The native code also encompassed other oppressive measures that were applied to the native population of the French empire, such as forced labor, requisitions, capitation (head tax), etc.

== Justice ==
The justice system in French colonies was adapted to serve the interests of the colonial administration, often at the expense of the colonized populations. While colonial officials claimed to implement a fair legal system, in practice, colonial justice was frequently characterized by inequalities, expedited procedures, and the denial of rights afforded to French citizens in mainland France.

=== Native tribunals ===
The colonial administration established native tribunals to adjudicate disputes among local populations. These courts were often presided over by French magistrates or colonial administrators who applied a hybrid of local customs and colonial legal codes. While they claimed to respect indigenous legal traditions, these tribunals often distorted local norms to align with colonial objectives.

=== Penal practices ===
Colonial justice systems frequently employed harsh and discriminatory penal practices. One notable example was the native code, which allowed for collective punishment and extrajudicial measures against indigenous populations, including forced labor, fines, and corporal punishment. The system often lacked transparency, and appeals to higher courts were rare or inaccessible to indigenous defendants.

=== Role of magistrates ===
Magistrates in the colonies were primarily French nationals who frequently spent their entire careers in colonial territories. Their dual roles as judges and administrative officials created a conflict of interest, as they often prioritized the goals of the colonial administration over impartial justice.

=== Simplified legal proceedings ===
In many colonies, the justice system operated with simplified procedures, particularly for indigenous defendants.
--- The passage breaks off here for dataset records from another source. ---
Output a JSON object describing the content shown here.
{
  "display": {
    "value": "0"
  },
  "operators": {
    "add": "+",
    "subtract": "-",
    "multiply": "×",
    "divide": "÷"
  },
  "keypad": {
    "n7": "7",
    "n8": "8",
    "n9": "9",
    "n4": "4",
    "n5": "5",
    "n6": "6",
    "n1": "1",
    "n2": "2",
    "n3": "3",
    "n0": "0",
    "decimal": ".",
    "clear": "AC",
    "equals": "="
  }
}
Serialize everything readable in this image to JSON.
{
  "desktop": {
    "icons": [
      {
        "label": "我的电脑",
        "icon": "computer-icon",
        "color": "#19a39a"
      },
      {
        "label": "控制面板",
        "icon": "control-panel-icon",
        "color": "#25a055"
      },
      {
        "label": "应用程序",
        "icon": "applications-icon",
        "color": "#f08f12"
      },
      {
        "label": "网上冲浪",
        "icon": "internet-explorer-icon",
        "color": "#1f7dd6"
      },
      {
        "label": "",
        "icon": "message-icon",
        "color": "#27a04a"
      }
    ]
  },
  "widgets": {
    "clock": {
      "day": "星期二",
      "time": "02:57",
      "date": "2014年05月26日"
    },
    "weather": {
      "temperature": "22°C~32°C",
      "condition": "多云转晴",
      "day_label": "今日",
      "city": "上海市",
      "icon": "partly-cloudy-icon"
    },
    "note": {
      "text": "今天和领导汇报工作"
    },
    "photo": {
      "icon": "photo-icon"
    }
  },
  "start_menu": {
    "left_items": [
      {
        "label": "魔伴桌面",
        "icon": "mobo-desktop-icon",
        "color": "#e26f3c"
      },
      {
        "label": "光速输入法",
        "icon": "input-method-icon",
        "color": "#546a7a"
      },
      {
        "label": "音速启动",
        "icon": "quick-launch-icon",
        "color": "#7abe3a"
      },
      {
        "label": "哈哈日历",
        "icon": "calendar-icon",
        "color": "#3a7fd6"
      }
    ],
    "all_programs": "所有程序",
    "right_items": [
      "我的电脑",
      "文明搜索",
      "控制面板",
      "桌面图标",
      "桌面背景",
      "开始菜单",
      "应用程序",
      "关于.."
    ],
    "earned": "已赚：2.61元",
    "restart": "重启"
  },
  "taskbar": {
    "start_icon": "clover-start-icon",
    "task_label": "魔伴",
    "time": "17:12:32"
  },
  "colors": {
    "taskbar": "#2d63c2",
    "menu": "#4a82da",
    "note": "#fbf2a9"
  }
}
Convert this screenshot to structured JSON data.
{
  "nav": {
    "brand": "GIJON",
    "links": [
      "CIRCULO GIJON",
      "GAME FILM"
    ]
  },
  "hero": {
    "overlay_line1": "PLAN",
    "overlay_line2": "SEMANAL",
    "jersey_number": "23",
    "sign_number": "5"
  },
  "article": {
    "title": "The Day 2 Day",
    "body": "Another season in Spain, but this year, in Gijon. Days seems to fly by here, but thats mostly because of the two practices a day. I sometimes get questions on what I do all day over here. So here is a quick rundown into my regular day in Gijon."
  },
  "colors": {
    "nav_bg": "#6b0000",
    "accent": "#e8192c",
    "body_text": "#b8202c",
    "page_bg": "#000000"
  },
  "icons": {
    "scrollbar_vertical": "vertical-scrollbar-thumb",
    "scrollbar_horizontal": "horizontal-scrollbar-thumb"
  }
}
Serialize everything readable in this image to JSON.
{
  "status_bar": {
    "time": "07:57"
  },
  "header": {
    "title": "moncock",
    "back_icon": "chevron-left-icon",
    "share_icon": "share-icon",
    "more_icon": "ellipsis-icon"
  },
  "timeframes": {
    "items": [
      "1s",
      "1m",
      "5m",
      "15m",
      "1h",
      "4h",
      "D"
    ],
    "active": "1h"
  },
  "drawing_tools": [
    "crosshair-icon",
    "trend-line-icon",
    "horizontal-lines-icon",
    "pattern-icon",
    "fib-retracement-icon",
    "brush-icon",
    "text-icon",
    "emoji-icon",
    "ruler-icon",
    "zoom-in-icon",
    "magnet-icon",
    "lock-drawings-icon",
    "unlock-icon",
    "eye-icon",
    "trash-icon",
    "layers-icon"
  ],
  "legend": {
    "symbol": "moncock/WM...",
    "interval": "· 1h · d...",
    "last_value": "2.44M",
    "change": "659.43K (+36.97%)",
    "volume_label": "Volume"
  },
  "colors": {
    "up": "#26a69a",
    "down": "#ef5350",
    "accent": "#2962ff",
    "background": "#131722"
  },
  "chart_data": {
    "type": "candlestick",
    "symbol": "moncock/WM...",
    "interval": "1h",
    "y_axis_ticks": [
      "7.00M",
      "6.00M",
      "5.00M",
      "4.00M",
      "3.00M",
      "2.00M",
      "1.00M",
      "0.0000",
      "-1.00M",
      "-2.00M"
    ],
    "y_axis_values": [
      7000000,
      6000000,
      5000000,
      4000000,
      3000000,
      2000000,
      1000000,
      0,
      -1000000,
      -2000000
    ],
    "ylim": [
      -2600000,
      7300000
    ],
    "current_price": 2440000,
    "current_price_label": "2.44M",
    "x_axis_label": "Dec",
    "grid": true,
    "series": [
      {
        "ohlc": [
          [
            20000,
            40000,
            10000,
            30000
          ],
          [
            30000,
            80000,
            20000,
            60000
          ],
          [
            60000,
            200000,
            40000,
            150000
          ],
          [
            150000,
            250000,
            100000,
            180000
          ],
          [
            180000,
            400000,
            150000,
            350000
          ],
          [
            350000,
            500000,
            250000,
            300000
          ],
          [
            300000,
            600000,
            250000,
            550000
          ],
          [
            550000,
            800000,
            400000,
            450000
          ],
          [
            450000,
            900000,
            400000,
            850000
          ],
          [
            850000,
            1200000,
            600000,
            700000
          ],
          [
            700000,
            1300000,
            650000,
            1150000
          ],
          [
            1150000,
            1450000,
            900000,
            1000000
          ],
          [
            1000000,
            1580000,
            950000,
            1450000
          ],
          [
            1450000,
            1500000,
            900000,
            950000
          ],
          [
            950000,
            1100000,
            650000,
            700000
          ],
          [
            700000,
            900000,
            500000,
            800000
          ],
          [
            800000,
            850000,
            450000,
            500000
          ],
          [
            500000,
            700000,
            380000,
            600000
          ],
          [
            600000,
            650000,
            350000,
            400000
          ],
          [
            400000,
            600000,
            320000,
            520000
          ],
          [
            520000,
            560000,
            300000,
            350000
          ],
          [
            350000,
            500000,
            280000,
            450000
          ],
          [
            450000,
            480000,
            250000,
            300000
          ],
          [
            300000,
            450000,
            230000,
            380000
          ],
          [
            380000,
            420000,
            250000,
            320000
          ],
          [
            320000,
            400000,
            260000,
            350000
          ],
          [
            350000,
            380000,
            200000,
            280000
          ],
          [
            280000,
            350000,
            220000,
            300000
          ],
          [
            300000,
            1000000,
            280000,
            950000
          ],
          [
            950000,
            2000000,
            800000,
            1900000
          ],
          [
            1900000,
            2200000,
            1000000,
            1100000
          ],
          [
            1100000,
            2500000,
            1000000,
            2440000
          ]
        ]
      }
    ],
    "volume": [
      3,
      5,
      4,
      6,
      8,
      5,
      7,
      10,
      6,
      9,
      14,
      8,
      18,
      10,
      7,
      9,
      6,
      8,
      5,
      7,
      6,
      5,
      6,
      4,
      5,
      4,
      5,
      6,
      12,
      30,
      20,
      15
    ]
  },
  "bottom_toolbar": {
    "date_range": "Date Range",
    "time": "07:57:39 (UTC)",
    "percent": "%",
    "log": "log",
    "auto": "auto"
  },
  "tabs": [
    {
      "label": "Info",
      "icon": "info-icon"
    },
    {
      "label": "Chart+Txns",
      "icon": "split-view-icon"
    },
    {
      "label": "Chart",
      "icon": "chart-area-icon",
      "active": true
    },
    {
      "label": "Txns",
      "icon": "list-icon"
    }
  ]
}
Courts often prioritized swift verdicts over due process, resulting in widespread dissatisfaction and criticism from both local populations and human rights advocates.

The disparities in the administration of justice contributed to the broader perception of colonial law as an instrument of control rather than equity. These practices have left a lasting legacy on postcolonial legal systems, with many former colonies retaining elements of the colonial judicial framework.

== Legacy ==
=== Postcolonial states ===
Many postcolonial nations retained significant elements of French colonial legal institutions after gaining independence.

=== French overseas territories ===

In France's overseas territories, colonial law evolved to reflect both the integration of these territories into the French Republic and their unique legal needs. The departmentalization of many former colonies in 1946 aimed to extend French laws uniformly to overseas territories, aligning them more closely with the legal framework of mainland France. However, certain adaptations were maintained to address specific local contexts, creating a hybrid legal structure.

Over time, the legal systems in these territories incorporated both metropolitan legal principles and customary local laws, particularly in areas such as family law and property rights. This dual approach allowed for the coexistence of modern legal systems and traditional practices while maintaining the overarching authority of the French Republic.